Mais ces plans, extraordinaires par leurs montants – plus de 50 milliards d´euros en Allemagne, 450 milliards d´euros pour la Chine, 800 milliards de dollars aux États-Unis… – constituent à l´heure actuelle le seul espoir de soutien de la demande mondiale.?Si les tentations protectionnistes s´apaisent, ils pourront générer de réelles opportunités pour une offre française plutôt bien positionnée dans les secteurs concernés (construction, infrastructures…).

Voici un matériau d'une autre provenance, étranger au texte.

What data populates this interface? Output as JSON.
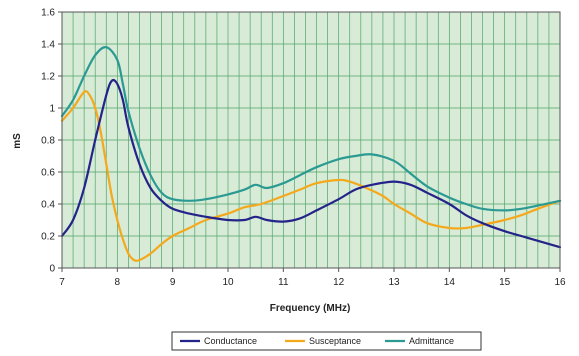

Enfin, tous les secteurs ne sont pas en crise. Et des niches porteuses continuent à générer des courants d´affaires. Exemple : le sucre, qui, comme l´a souligné Philippe Chalmin, professeur à Paris IX Dauphine et grand spécialiste des matières premières, « fait l´objet d´une pénurie mondiale » et dont les prix, au contraire de la plupart des autres matières premières agricoles, ne se sont pas effondrés ces derniers mois.
La situation fait l´affaire d´un groupe comme Fives, spécialisé dans la fabrication d´équipements industriels pour divers secteurs dont l´agroalimentaire. Alors qu´il s´attend évidemment à une chute des commandes de ses clients de l´automobile, son patron, Frédéric Sanchez, également président de la commission internationale du Medef, a prédit « une année exceptionnelle dans le sucre » avec des projets d´usines au Brésil ou en Inde. Les opportunités de l´année 2009 s´afficheront donc avec trois mots clés : pays émergents, plans de relance et niches. Pour préparer l´après-crise.